Debate, but don't block: Congress must make way for insurance bill

  • Hindustan Times, New Delhi
  • Updated: Aug 05, 2014 01:19 IST

It is ironical that the Congress, which had opened up the financial sector to overseas investors, is now being obstructionist on the question of raising the limit of foreign direct investment (FDI) in insurance to 49% and has succeeded in getting it shelved for the time being. The all-party meeting called to iron out the differences proved a failure.

The matter is even more perplexing when seen in the context that it is the Congress-led UPA government that had proposed raising the ceiling after it came to power in 2004. The Congress now wants the Bill to be sent to the select committee, which means a delay of months, if not years. Instead of asking for the Bill to be sent to the select committee, a more sensible option might have been to allow the Bill to be tabled in Parliament and then debated. After the Bill emerges from the select committee, the Foreign Investment Promotion Board will scrutinise each FDI proposal, resulting in a loss of more time.

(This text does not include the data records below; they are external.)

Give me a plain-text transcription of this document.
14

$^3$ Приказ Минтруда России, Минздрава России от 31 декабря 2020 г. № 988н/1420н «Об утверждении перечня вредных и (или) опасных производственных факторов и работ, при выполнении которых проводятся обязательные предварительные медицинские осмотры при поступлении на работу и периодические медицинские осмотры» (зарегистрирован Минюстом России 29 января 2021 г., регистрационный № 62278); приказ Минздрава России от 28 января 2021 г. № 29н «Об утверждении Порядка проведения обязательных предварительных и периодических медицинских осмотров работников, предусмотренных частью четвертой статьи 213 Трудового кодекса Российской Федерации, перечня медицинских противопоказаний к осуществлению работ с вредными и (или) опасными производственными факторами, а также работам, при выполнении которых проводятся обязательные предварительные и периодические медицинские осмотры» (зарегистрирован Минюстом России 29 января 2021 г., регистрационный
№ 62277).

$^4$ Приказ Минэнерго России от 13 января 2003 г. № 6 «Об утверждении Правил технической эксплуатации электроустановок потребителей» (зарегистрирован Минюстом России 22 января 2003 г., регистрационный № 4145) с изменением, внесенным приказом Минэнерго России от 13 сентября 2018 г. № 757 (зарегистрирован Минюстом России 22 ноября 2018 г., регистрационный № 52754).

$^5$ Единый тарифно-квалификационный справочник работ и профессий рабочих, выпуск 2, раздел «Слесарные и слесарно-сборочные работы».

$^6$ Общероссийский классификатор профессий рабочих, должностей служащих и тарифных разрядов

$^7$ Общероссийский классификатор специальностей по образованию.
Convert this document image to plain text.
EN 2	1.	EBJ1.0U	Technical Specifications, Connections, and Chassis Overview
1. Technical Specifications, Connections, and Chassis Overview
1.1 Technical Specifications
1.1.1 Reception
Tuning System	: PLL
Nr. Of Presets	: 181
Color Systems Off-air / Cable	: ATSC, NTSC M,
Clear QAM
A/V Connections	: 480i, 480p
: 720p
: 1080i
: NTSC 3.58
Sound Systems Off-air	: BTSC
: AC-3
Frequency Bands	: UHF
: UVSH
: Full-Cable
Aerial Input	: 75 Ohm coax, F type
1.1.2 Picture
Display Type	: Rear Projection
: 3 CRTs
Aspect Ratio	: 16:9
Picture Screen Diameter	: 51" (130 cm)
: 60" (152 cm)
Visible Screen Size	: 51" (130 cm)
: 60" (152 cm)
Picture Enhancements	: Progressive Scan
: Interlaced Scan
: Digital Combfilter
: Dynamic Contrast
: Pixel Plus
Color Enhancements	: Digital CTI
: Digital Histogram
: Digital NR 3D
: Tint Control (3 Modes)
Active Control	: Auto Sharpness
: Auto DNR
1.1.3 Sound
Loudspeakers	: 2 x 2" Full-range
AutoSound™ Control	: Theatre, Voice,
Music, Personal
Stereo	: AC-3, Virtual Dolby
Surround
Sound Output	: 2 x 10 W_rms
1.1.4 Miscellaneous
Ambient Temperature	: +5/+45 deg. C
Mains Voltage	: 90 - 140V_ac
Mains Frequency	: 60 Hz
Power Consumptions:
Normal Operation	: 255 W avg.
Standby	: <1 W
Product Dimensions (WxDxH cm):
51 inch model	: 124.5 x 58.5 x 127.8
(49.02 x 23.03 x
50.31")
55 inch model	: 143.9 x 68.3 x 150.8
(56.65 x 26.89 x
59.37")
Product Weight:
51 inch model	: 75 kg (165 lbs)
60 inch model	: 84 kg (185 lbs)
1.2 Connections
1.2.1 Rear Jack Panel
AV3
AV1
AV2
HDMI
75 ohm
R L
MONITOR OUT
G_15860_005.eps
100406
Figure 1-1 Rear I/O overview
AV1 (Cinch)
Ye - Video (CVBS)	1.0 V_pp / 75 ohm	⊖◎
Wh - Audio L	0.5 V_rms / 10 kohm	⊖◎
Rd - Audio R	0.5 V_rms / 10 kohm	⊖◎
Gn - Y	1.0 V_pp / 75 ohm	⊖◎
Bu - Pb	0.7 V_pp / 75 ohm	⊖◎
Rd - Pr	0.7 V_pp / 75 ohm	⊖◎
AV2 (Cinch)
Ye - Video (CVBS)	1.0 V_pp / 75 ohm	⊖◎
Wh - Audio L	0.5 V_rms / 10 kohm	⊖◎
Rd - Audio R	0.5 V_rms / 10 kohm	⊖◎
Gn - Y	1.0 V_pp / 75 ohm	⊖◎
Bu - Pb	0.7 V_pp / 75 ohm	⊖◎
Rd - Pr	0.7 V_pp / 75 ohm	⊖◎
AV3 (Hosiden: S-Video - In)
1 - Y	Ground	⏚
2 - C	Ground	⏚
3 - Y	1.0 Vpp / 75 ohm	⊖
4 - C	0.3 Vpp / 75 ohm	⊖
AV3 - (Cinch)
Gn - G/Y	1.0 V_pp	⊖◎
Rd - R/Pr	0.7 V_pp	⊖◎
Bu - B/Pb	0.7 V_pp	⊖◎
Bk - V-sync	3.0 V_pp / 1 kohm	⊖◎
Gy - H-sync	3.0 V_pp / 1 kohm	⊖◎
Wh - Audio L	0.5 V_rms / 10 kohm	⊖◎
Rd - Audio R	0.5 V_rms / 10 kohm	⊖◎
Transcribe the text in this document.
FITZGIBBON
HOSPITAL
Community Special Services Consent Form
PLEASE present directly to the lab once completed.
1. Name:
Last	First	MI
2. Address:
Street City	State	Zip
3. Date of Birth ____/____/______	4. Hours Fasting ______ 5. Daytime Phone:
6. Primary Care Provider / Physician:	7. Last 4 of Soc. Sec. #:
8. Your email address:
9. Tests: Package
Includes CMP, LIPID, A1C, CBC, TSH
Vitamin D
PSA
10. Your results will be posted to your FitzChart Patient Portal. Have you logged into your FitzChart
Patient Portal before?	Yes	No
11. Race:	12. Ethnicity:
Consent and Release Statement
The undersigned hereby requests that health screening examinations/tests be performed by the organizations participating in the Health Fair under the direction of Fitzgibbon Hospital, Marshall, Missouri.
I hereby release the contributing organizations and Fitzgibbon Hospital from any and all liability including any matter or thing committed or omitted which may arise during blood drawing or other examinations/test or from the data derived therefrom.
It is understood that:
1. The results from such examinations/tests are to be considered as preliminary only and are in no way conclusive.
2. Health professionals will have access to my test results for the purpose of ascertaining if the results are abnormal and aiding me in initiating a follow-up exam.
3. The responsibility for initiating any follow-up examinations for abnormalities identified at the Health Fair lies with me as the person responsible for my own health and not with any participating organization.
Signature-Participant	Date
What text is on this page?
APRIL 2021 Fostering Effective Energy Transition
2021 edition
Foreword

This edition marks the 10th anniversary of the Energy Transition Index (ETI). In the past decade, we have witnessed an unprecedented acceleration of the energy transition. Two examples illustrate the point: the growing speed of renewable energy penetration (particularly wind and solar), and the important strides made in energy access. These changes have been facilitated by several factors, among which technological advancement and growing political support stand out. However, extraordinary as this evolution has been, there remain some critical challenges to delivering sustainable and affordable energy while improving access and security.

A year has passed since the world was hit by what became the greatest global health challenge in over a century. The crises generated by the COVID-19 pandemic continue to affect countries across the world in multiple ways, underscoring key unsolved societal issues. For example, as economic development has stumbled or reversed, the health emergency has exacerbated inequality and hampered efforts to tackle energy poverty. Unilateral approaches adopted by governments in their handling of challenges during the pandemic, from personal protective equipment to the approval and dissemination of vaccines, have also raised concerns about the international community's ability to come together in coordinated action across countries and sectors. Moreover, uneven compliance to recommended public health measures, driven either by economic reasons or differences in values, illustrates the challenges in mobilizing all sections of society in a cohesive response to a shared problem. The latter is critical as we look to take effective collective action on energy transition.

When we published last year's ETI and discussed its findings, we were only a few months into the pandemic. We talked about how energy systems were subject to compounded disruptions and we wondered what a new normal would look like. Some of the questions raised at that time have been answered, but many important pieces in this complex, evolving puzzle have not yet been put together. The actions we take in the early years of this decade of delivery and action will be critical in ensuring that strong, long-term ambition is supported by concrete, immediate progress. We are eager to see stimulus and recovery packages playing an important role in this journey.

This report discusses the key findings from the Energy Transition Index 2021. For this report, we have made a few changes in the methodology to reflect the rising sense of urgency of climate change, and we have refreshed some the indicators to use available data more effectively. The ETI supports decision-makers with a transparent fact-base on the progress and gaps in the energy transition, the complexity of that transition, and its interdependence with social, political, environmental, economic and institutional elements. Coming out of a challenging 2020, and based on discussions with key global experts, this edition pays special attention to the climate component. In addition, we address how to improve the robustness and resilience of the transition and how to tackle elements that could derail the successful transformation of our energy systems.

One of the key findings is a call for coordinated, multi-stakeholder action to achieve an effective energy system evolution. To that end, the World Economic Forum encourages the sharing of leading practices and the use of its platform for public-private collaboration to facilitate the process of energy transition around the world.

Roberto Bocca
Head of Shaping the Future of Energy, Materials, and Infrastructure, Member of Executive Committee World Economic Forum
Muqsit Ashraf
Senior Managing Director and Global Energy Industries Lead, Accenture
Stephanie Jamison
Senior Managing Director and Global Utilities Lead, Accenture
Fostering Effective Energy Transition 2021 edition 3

The Congress would do well to remember that this stand, while lacking in any ideological content, will end up cementing the ‘anti-reform’ image it has acquired over the past five years.

The benefits of FDI in insurance, both life and non-life, are too obvious to be stressed. First, a very small proportion of the Indian population, less than 5%, have taken direct insurance policies. Second, back-of-the-envelope calculations have shown that FDI worth Rs. 22,000 crore will come into the country if the sector is opened up further. And if the misgivings of the Congress are that eventually insurance firms will be progressively foreign-owned, what is the harm in that? If foreign banks can operate in India, why can’t the same be replicated in the insurance sector? Many private insurers in India are unable to expand because of the lack of enough capital and this lacuna can be met through more FDI coming in. And with Life Insurance Corporation and four corporations — National Insurance, New India Assurance, United India Insurance and Oriental Insurance — being there, the fear that the State sector will lose insurance space is unfounded.

The reach of private insurance in India is highly limited. Thus, increasing the FDI ceiling to 49% will not bring about momentous changes in short order. But it will do a lot of damage as regards perceptions of India as a business-friendly destination and its willingness to open up the economy. There are sectors that are sensitive from the security point of view and hence deserve to be treated with caution. The financial sector is not one of those. Hence the Congress should fall in line with the government and help see the Bill through.